Scripture: Colossians 1:1-14
The apostle Paul had never met the Christians in Colossae when he wrote to them. His friend Epaphras had visited their city in Asia Minor and told the Colossians about the gospel of Jesus Christ. As he opens the letter, Paul identifies himself as an apostle called by God’s will, and he connects himself with his partner in ministry, Timothy. After grounding himself in his relationship with God and his partner in ministry, Paul thanks God for the faith of the Colossians and for the way their faith has flowed into love. This faith and love come from the hope of God’s future that Epaphras told them about.
Then Paul uses the metaphor of fruit.

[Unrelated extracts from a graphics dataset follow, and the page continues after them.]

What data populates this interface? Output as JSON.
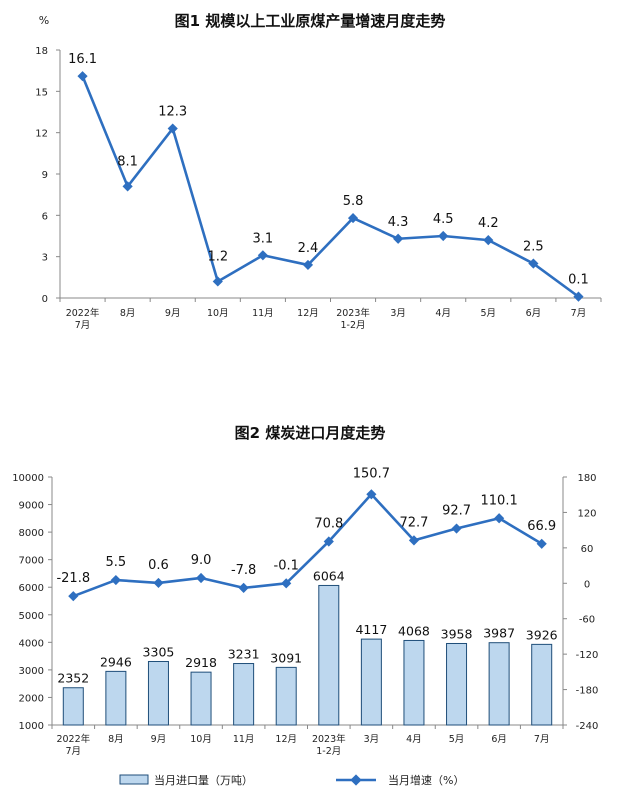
{
  "chart_data": [
    {
      "type": "line",
      "title": "图1  规模以上工业原煤产量增速月度走势",
      "ylabel": "%",
      "categories": [
        "2022年\n7月",
        "8月",
        "9月",
        "10月",
        "11月",
        "12月",
        "2023年\n1-2月",
        "3月",
        "4月",
        "5月",
        "6月",
        "7月"
      ],
      "values": [
        16.1,
        8.1,
        12.3,
        1.2,
        3.1,
        2.4,
        5.8,
        4.3,
        4.5,
        4.2,
        2.5,
        0.1
      ],
      "labels": [
        "16.1",
        "8.1",
        "12.3",
        "1.2",
        "3.1",
        "2.4",
        "5.8",
        "4.3",
        "4.5",
        "4.2",
        "2.5",
        "0.1"
      ],
      "ylim": [
        0,
        18
      ],
      "yticks": [
        "0",
        "3",
        "6",
        "9",
        "12",
        "15",
        "18"
      ],
      "color": "#2e6fc0",
      "grid": false
    },
    {
      "type": "bar+line",
      "title": "图2  煤炭进口月度走势",
      "categories": [
        "2022年\n7月",
        "8月",
        "9月",
        "10月",
        "11月",
        "12月",
        "2023年\n1-2月",
        "3月",
        "4月",
        "5月",
        "6月",
        "7月"
      ],
      "series": [
        {
          "name": "当月进口量（万吨）",
          "type": "bar",
          "axis": "left",
          "values": [
            2352,
            2946,
            3305,
            2918,
            3231,
            3091,
            6064,
            4117,
            4068,
            3958,
            3987,
            3926
          ],
          "labels": [
            "2352",
            "2946",
            "3305",
            "2918",
            "3231",
            "3091",
            "6064",
            "4117",
            "4068",
            "3958",
            "3987",
            "3926"
          ],
          "color": "#bdd7ee",
          "edge": "#1f4e79"
        },
        {
          "name": "当月增速（%）",
          "type": "line",
          "axis": "right",
          "values": [
            -21.8,
            5.5,
            0.6,
            9.0,
            -7.8,
            -0.1,
            70.8,
            150.7,
            72.7,
            92.7,
            110.1,
            66.9
          ],
          "labels": [
            "-21.8",
            "5.5",
            "0.6",
            "9.0",
            "-7.8",
            "-0.1",
            "70.8",
            "150.7",
            "72.7",
            "92.7",
            "110.1",
            "66.9"
          ],
          "color": "#2e6fc0"
        }
      ],
      "ylim_left": [
        1000,
        10000
      ],
      "yticks_left": [
        "1000",
        "2000",
        "3000",
        "4000",
        "5000",
        "6000",
        "7000",
        "8000",
        "9000",
        "10000"
      ],
      "ylim_right": [
        -240,
        180
      ],
      "yticks_right": [
        "-240",
        "-180",
        "-120",
        "-60",
        "0",
        "60",
        "120",
        "180"
      ],
      "legend": "bottom",
      "grid": false
    }
  ]
}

The gospel, Paul says has been bearing fruit and growing through the whole world, just as it bears fruit and grows among the Colossians. Paul’s prayer of thankfulness makes clear the fruit is grounded in faith and love, based and hope. As Colossians 1:8 describes it, the fruit is “your love in the Spirit.” Paul indicates that when the gospel is at work in people’s lives, growth and fruit are natural outcomes.
This introduction to Paul’s letter shows some of the ways that Paul views the gospel as profoundly relational. Paul grounded his identity in his relationship with God and his partnership with Timothy. Paul reminds the Colossians that Epaphras brought them the gospel, and the fruit of the Colossians’ engagement with the gospel is love, both for God and for each other. The Holy Spirit is equipping them (and us) for love. We do not bear fruit in isolation, but only as we are supported by and giving to others. And our love for others is the fruit.
God, you use the growth and fruitfulness of nature to teach us about yourself and your call to us. Remind us of the connections to others and the reliance on the Holy Spirit that makes good fruit possible. Amen.
By Lynne M. Baab, Upper Room Disciplines 2022, p. 230.